Pharmacological approach to induction of mitochondrial biogenesis for rapid maturation and functional differentiation of stem/progenitor cells in the heart and other tissues
Value Proposition
Following heart disease diagnosis, traditional therapies seek to limit further damage to the heart and, ultimately, to prevent the development of heart failure and death. However, current therapies do little to reverse the damage associated with advanced heart disease, such as the fibrosis and ventricular remodeling that occur secondary to a heart attack. This technology is intended to be used as a therapy to both a) limit cardiomyocyte death in response to inflammatory conditions, and b) promote the generation of new cardiomyocytes from progenitor cells present in the heart. This technology may also be applicable to diseases of other organs, where preventing inflammation-mediated cell death and fibrosis while promoting organ regeneration would be beneficial.
Technology
This invention comprises targeted delivery of carbon monoxide (CO) to multiple organ systems to induce beneficial effects by eliciting mitochondrial biogenesis.

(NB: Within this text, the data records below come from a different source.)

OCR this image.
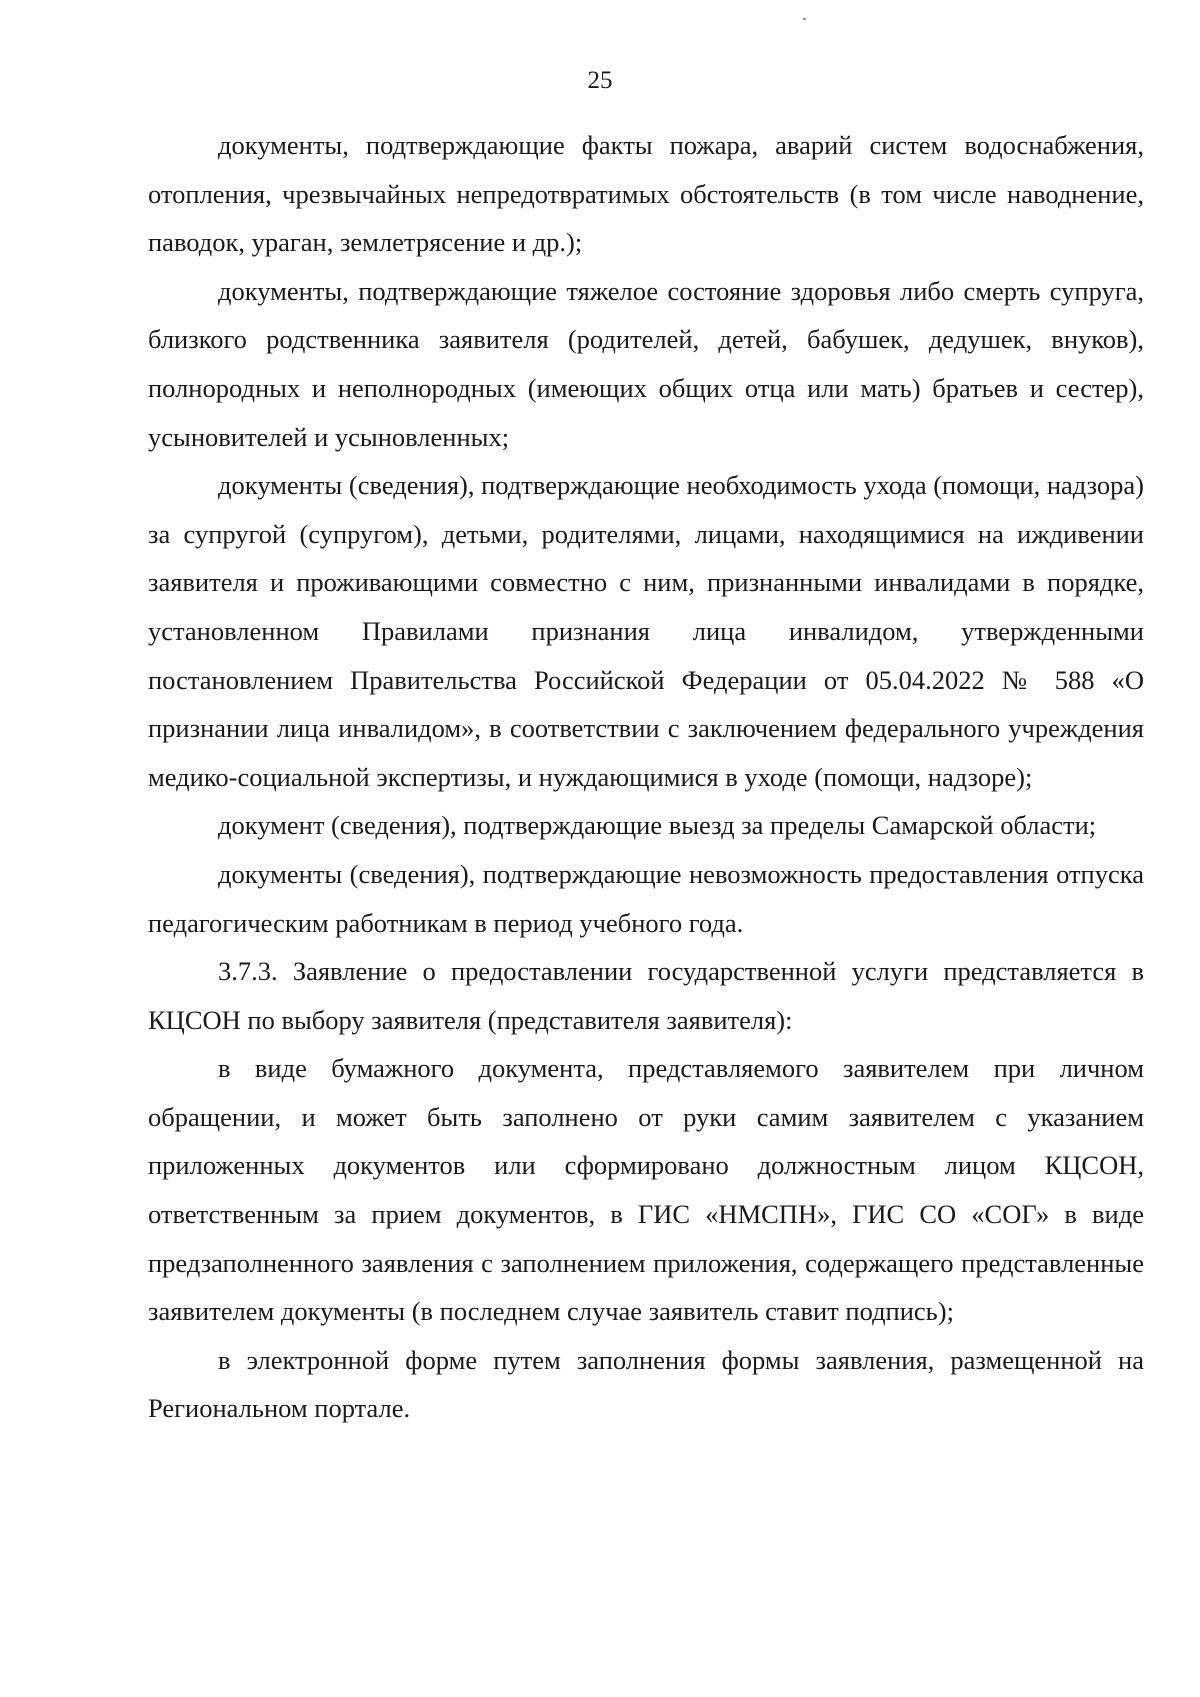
25

документы, подтверждающие факты пожара, аварий систем водоснабжения, отопления, чрезвычайных непредотвратимых обстоятельств (в том числе наводнение, паводок, ураган, землетрясение и др.);

документы, подтверждающие тяжелое состояние здоровья либо смерть супруга, близкого родственника заявителя (родителей, детей, бабушек, дедушек, внуков), полнородных и неполнородных (имеющих общих отца или мать) братьев и сестер), усыновителей и усыновленных;

документы (сведения), подтверждающие необходимость ухода (помощи, надзора) за супругой (супругом), детьми, родителями, лицами, находящимися на иждивении заявителя и проживающими совместно с ним, признанными инвалидами в порядке, установленном Правилами признания лица инвалидом, утвержденными постановлением Правительства Российской Федерации от 05.04.2022 № 588 «О признании лица инвалидом», в соответствии с заключением федерального учреждения медико-социальной экспертизы, и нуждающимися в уходе (помощи, надзоре);

документ (сведения), подтверждающие выезд за пределы Самарской области;

документы (сведения), подтверждающие невозможность предоставления отпуска педагогическим работникам в период учебного года.

3.7.3. Заявление о предоставлении государственной услуги представляется в КЦСОН по выбору заявителя (представителя заявителя):

в виде бумажного документа, представляемого заявителем при личном обращении, и может быть заполнено от руки самим заявителем с указанием приложенных документов или сформировано должностным лицом КЦСОН, ответственным за прием документов, в ГИС «НМСПН», ГИС СО «СОГ» в виде предзаполненного заявления с заполнением приложения, содержащего представленные заявителем документы (в последнем случае заявитель ставит подпись);

в электронной форме путем заполнения формы заявления, размещенной на Региональном портале.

Administration of this small-molecule drug, known as a carbon monoxide releasing molecule (CORM), creates resistance to inflammatory cell death and reduced susceptibility to energetic stress in target cells. In mouse models, this drug induces cardiac stem or progenitor cells to differentiate into cardiomyocytes. This may be especially beneficial for the treatment of patients immediately following myocardial infarction by preventing cell death, while also stimulating the growth of new heart tissue. Additionally, co-administration of this drug with the infusion of allogeneic or autologous stem cells may increase the differentiation rate and engraftment in the target organ.
Other applications
This drug may be beneficial beyond heart diseases, such as in diseases of the liver, lung, or kidney.
Advantages
Current standard seeks to limit damage to the organ, slowing progression to end stage disease. This technology limits damage through a novel mechanism, while also promoting regeneration of the damaged tissue. This technology could also be used in conjunction with stem cell therapy to improve efficacy.